Learning from Naturalistic Driving Data for Human-like Autonomous Highway Driving
This work addresses the challenge of making autonomous vehicles drive more human-like for improved predictability and safety, though it is incremental as it builds on existing motion planning frameworks.
The paper tackles the problem of tuning motion planning parameters for autonomous highway driving by learning cost parameters from naturalistic driving data, achieving promising results in lane change decision and motion planning.
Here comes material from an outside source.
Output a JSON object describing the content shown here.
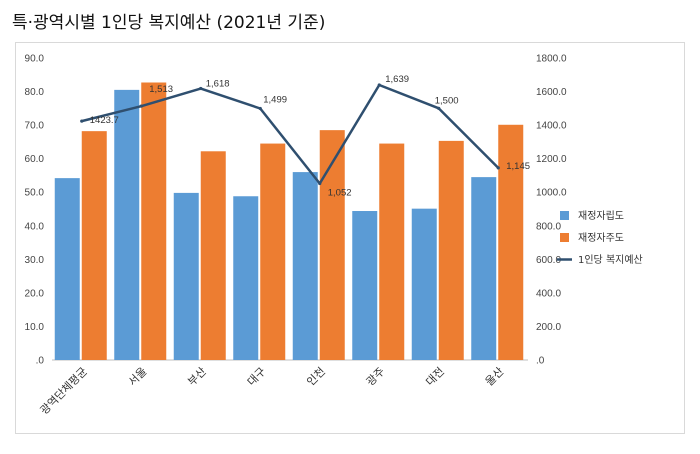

Driving in a human-like manner is important for an autonomous vehicle to be a smart and predictable traffic participant. To achieve this goal, parameters of the motion planning module should be carefully tuned, which needs great effort and expert knowledge. In this study, a method of learning cost parameters of a motion planner from naturalistic driving data is proposed. The learning is achieved by encouraging the selected trajectory to approximate the human driving trajectory under the same traffic situation. The employed motion planner follows a widely accepted methodology that first samples candidate trajectories in the trajectory space, then select the one with minimal cost as the planned trajectory. Moreover, in addition to traditional factors such as comfort, efficiency and safety, the cost function is proposed to incorporate incentive of behavior decision like a human driver, so that both lane change decision and motion planning are coupled into one framework. Two types of lane incentive cost -- heuristic and learning based -- are proposed and implemented. To verify the validity of the proposed method, a data set is developed by using the naturalistic trajectory data of human drivers collected on the motorways in Beijing, containing samples of lane changes to the left and right lanes, and car followings. Experiments are conducted with respect to both lane change decision and motion planning, and promising results are achieved.